Fourth, we should exercise some humility and recognize we don’t have the full answer. What of those who lived at a time after Christ’s resurrection, but before the spread of missionaries? We know that those who never had the chance to hear will fair better than those who knew of Christ and rejected him. We should trust in God here without knowing His will.

That leads to the last point. We presume it is unfair of God to exile so many for eternity after the last day. But our sense of fairness is a sense of fairness premised on our sin. God is the most fair and the most righteous. He made Pharaoh for the purpose of demonstrating His glory. He made you and me to glorify Him. We may not have the answer, but God does. And if God created an entire class of people only to send them to hell, he did so for a greater, better purpose than we can understand. But I think we have to have some theological humility to understand we do not have the full picture.
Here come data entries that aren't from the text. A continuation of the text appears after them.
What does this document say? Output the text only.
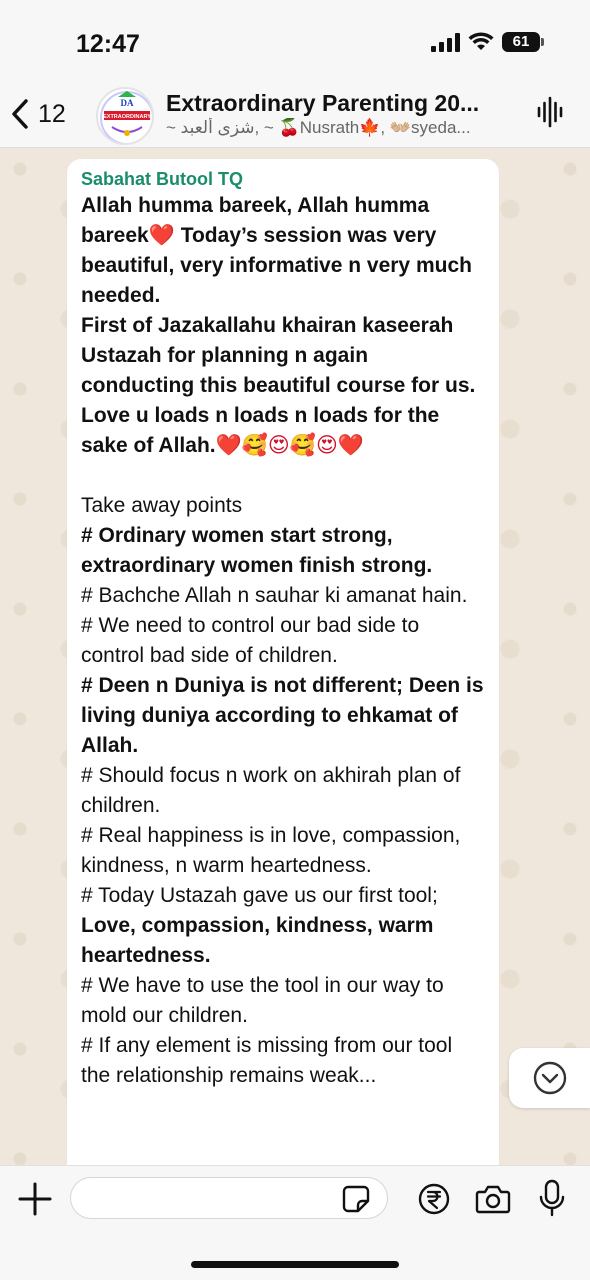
12:47	61
12	DA
EXTRAORDINARY
Extraordinary Parenting 20...
~ شزى ألعبد, ~ 🍒Nusrath🍁, 👐🏼syeda...
Sabahat Butool TQ

Allah humma bareek, Allah humma bareek❤️ Today’s session was very beautiful, very informative n very much needed.

First of Jazakallahu khairan kaseerah Ustazah for planning n again conducting this beautiful course for us.

Love u loads n loads n loads for the sake of Allah.❤️🥰😍🥰😍❤️

Take away points

# Ordinary women start strong, extraordinary women finish strong.

# Bachche Allah n sauhar ki amanat hain.

# We need to control our bad side to control bad side of children.

# Deen n Duniya is not different; Deen is living duniya according to ehkamat of Allah.

# Should focus n work on akhirah plan of children.

# Real happiness is in love, compassion, kindness, n warm heartedness.

# Today Ustazah gave us our first tool; Love, compassion, kindness, warm heartedness.

# We have to use the tool in our way to mold our children.

# If any element is missing from our tool the relationship remains weak...
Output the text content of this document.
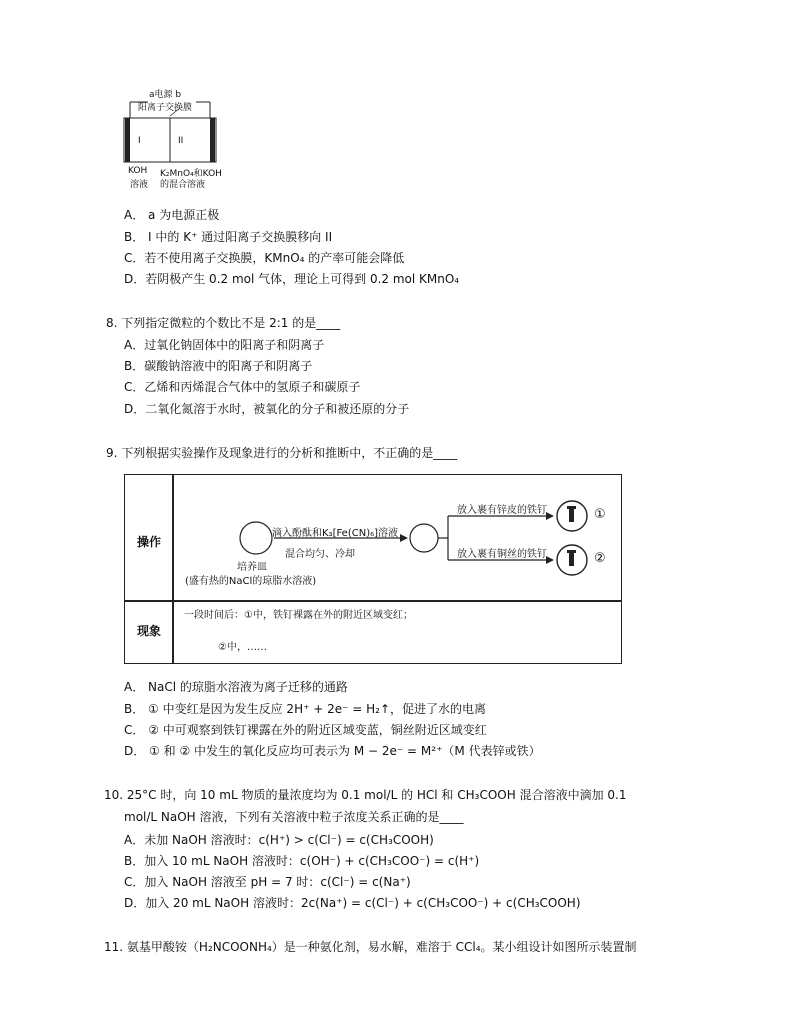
a电源 b
阳离子交换膜
I	II
KOH
溶液
K₂MnO₄和KOH
的混合溶液
A． a 为电源正极
B． I 中的 K⁺ 通过阳离子交换膜移向 II
C．若不使用离子交换膜，KMnO₄ 的产率可能会降低
D．若阴极产生 0.2 mol 气体，理论上可得到 0.2 mol KMnO₄
8. 下列指定微粒的个数比不是 2:1 的是____
A．过氧化钠固体中的阳离子和阴离子
B．碳酸钠溶液中的阳离子和阴离子
C．乙烯和丙烯混合气体中的氢原子和碳原子
D．二氧化氮溶于水时，被氧化的分子和被还原的分子
9. 下列根据实验操作及现象进行的分析和推断中，不正确的是____
操作
现象
滴入酚酞和K₃[Fe(CN)₆]溶液
混合均匀、冷却
培养皿
(盛有热的NaCl的琼脂水溶液)
放入裹有锌皮的铁钉
放入裹有铜丝的铁钉
①
②
一段时间后：①中，铁钉裸露在外的附近区域变红；
②中，……
A． NaCl 的琼脂水溶液为离子迁移的通路
B． ① 中变红是因为发生反应 2H⁺ + 2e⁻ = H₂↑，促进了水的电离
C． ② 中可观察到铁钉裸露在外的附近区域变蓝，铜丝附近区域变红
D． ① 和 ② 中发生的氧化反应均可表示为 M − 2e⁻ = M²⁺（M 代表锌或铁）
10. 25°C 时，向 10 mL 物质的量浓度均为 0.1 mol/L 的 HCl 和 CH₃COOH 混合溶液中滴加 0.1
mol/L NaOH 溶液，下列有关溶液中粒子浓度关系正确的是____
A．未加 NaOH 溶液时：c(H⁺) > c(Cl⁻) = c(CH₃COOH)
B．加入 10 mL NaOH 溶液时：c(OH⁻) + c(CH₃COO⁻) = c(H⁺)
C．加入 NaOH 溶液至 pH = 7 时：c(Cl⁻) = c(Na⁺)
D．加入 20 mL NaOH 溶液时：2c(Na⁺) = c(Cl⁻) + c(CH₃COO⁻) + c(CH₃COOH)
11. 氨基甲酸铵（H₂NCOONH₄）是一种氨化剂，易水解，难溶于 CCl₄。某小组设计如图所示装置制
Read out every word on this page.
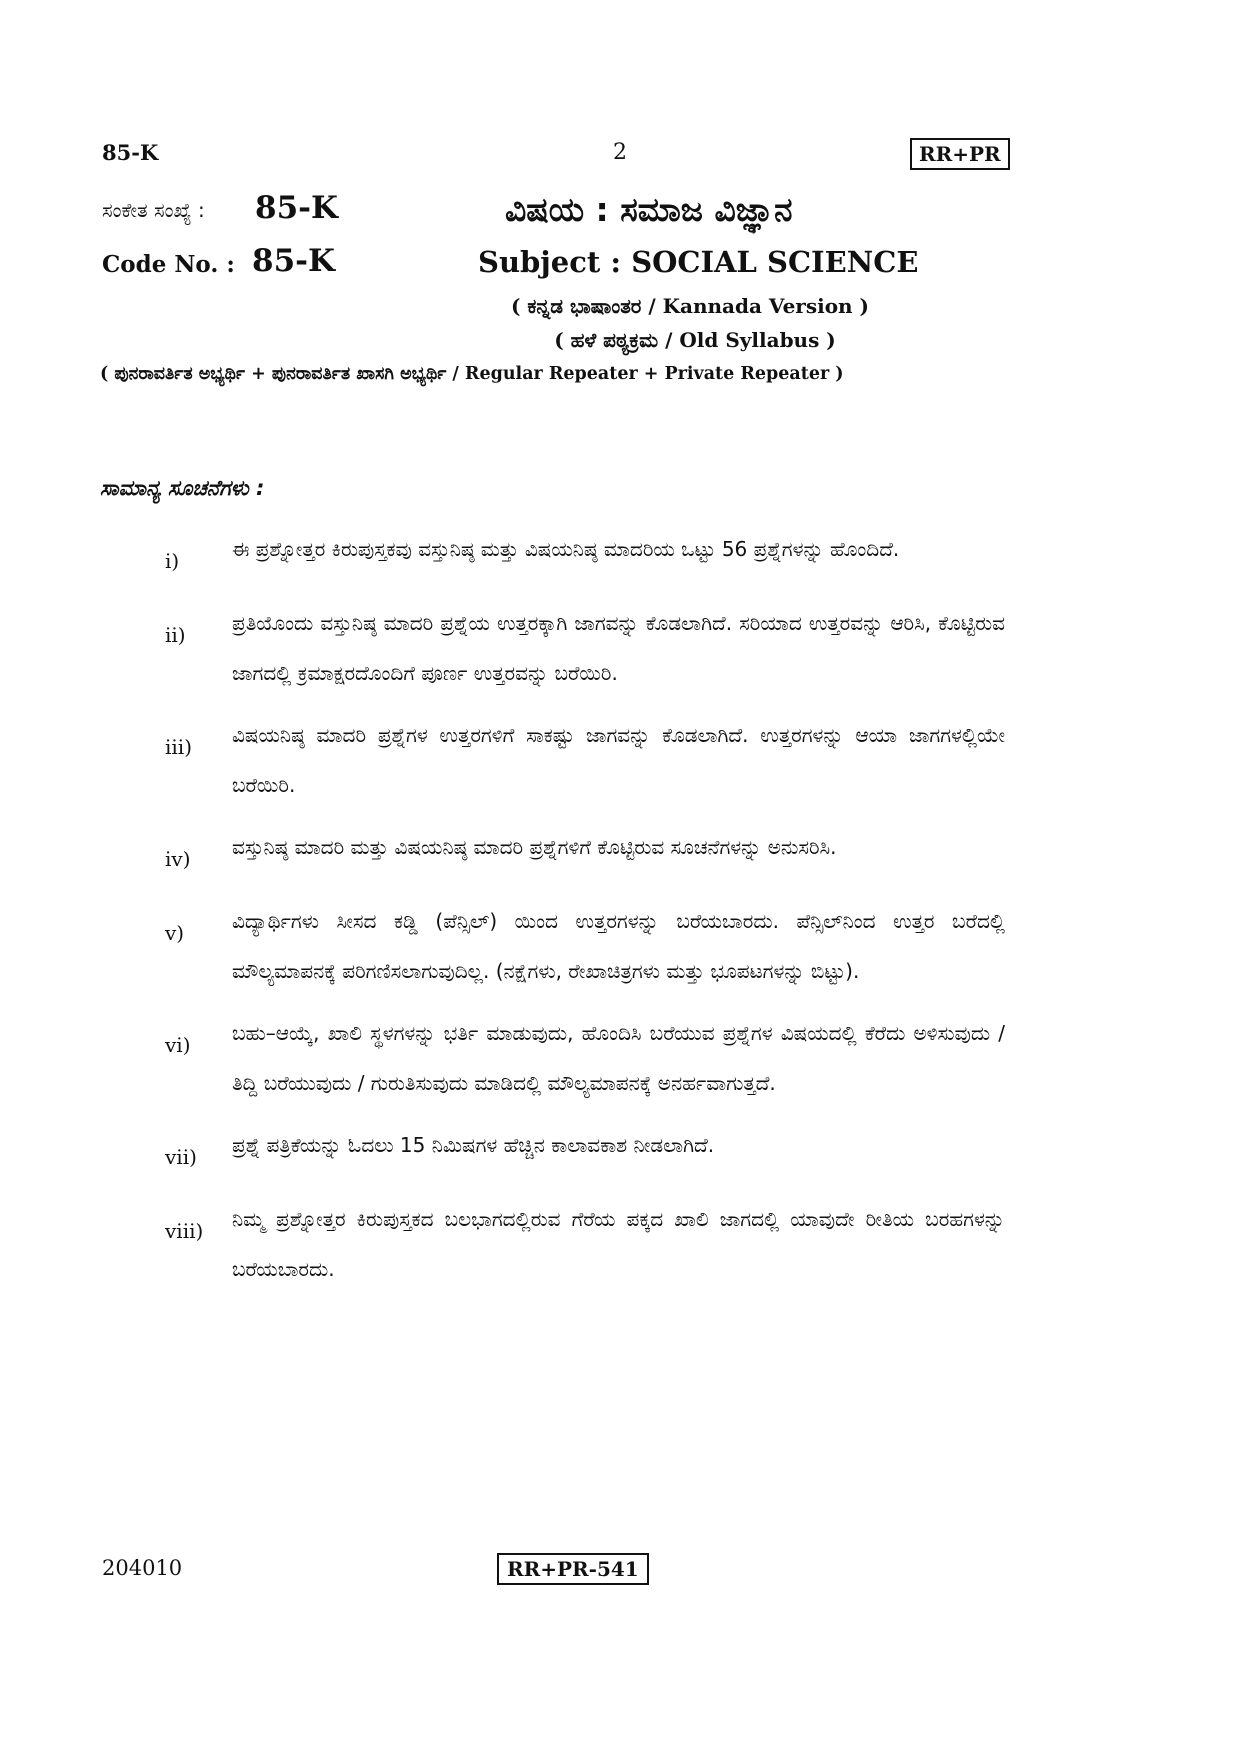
85-K	2	RR+PR
ಸಂಕೇತ ಸಂಖ್ಯೆ : 85-K	ವಿಷಯ : ಸಮಾಜ ವಿಜ್ಞಾನ
Code No. : 85-K	Subject : SOCIAL SCIENCE
( ಕನ್ನಡ ಭಾಷಾಂತರ / Kannada Version )
( ಹಳೆ ಪಠ್ಯಕ್ರಮ / Old Syllabus )
( ಪುನರಾವರ್ತಿತ ಅಭ್ಯರ್ಥಿ + ಪುನರಾವರ್ತಿತ ಖಾಸಗಿ ಅಭ್ಯರ್ಥಿ / Regular Repeater + Private Repeater )
ಸಾಮಾನ್ಯ ಸೂಚನೆಗಳು :
i)	ಈ ಪ್ರಶ್ನೋತ್ತರ ಕಿರುಪುಸ್ತಕವು ವಸ್ತುನಿಷ್ಠ ಮತ್ತು ವಿಷಯನಿಷ್ಠ ಮಾದರಿಯ ಒಟ್ಟು 56 ಪ್ರಶ್ನೆಗಳನ್ನು ಹೊಂದಿದೆ.
ii)	ಪ್ರತಿಯೊಂದು ವಸ್ತುನಿಷ್ಠ ಮಾದರಿ ಪ್ರಶ್ನೆಯ ಉತ್ತರಕ್ಕಾಗಿ ಜಾಗವನ್ನು ಕೊಡಲಾಗಿದೆ. ಸರಿಯಾದ ಉತ್ತರವನ್ನು ಆರಿಸಿ, ಕೊಟ್ಟಿರುವ ಜಾಗದಲ್ಲಿ ಕ್ರಮಾಕ್ಷರದೊಂದಿಗೆ ಪೂರ್ಣ ಉತ್ತರವನ್ನು ಬರೆಯಿರಿ.
iii)	ವಿಷಯನಿಷ್ಠ ಮಾದರಿ ಪ್ರಶ್ನೆಗಳ ಉತ್ತರಗಳಿಗೆ ಸಾಕಷ್ಟು ಜಾಗವನ್ನು ಕೊಡಲಾಗಿದೆ. ಉತ್ತರಗಳನ್ನು ಆಯಾ ಜಾಗಗಳಲ್ಲಿಯೇ ಬರೆಯಿರಿ.
iv)	ವಸ್ತುನಿಷ್ಠ ಮಾದರಿ ಮತ್ತು ವಿಷಯನಿಷ್ಠ ಮಾದರಿ ಪ್ರಶ್ನೆಗಳಿಗೆ ಕೊಟ್ಟಿರುವ ಸೂಚನೆಗಳನ್ನು ಅನುಸರಿಸಿ.
v)	ವಿದ್ಯಾರ್ಥಿಗಳು ಸೀಸದ ಕಡ್ಡಿ (ಪೆನ್ಸಿಲ್) ಯಿಂದ ಉತ್ತರಗಳನ್ನು ಬರೆಯಬಾರದು. ಪೆನ್ಸಿಲ್‌ನಿಂದ ಉತ್ತರ ಬರೆದಲ್ಲಿ ಮೌಲ್ಯಮಾಪನಕ್ಕೆ ಪರಿಗಣಿಸಲಾಗುವುದಿಲ್ಲ. (ನಕ್ಷೆಗಳು, ರೇಖಾಚಿತ್ರಗಳು ಮತ್ತು ಭೂಪಟಗಳನ್ನು ಬಿಟ್ಟು).
vi)	ಬಹು–ಆಯ್ಕೆ, ಖಾಲಿ ಸ್ಥಳಗಳನ್ನು ಭರ್ತಿ ಮಾಡುವುದು, ಹೊಂದಿಸಿ ಬರೆಯುವ ಪ್ರಶ್ನೆಗಳ ವಿಷಯದಲ್ಲಿ ಕೆರೆದು ಅಳಿಸುವುದು / ತಿದ್ದಿ ಬರೆಯುವುದು / ಗುರುತಿಸುವುದು ಮಾಡಿದಲ್ಲಿ ಮೌಲ್ಯಮಾಪನಕ್ಕೆ ಅನರ್ಹವಾಗುತ್ತದೆ.
vii)	ಪ್ರಶ್ನೆ ಪತ್ರಿಕೆಯನ್ನು ಓದಲು 15 ನಿಮಿಷಗಳ ಹೆಚ್ಚಿನ ಕಾಲಾವಕಾಶ ನೀಡಲಾಗಿದೆ.
viii)	ನಿಮ್ಮ ಪ್ರಶ್ನೋತ್ತರ ಕಿರುಪುಸ್ತಕದ ಬಲಭಾಗದಲ್ಲಿರುವ ಗೆರೆಯ ಪಕ್ಕದ ಖಾಲಿ ಜಾಗದಲ್ಲಿ ಯಾವುದೇ ರೀತಿಯ ಬರಹಗಳನ್ನು ಬರೆಯಬಾರದು.
204010	RR+PR-541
We have what we have in scripture. We have some ways to guess. But all things really do work for the good of those called according to His purposes and we should trust he will send us all out to providentially connect with those He wants to hear the message.

I just think the question of the salvation of the tribesman in the jungle, often asked with good intentions, has a faulty premise. People are confusing God’s justice with God’s mercy. Through God’s justice all people are going to hell. Through God’s mercy, some get a reprieve. We all stand condemned, but through faith we get eternal life with Christ. As Paul makes clear in Romans, “For what can be known about God is plain to them, because God has shown it to them. For his invisible attributes, namely, his eternal power and divine nature, have been clearly perceived, ever since the creation of the world, in the things that have been made. So they are without excuse.”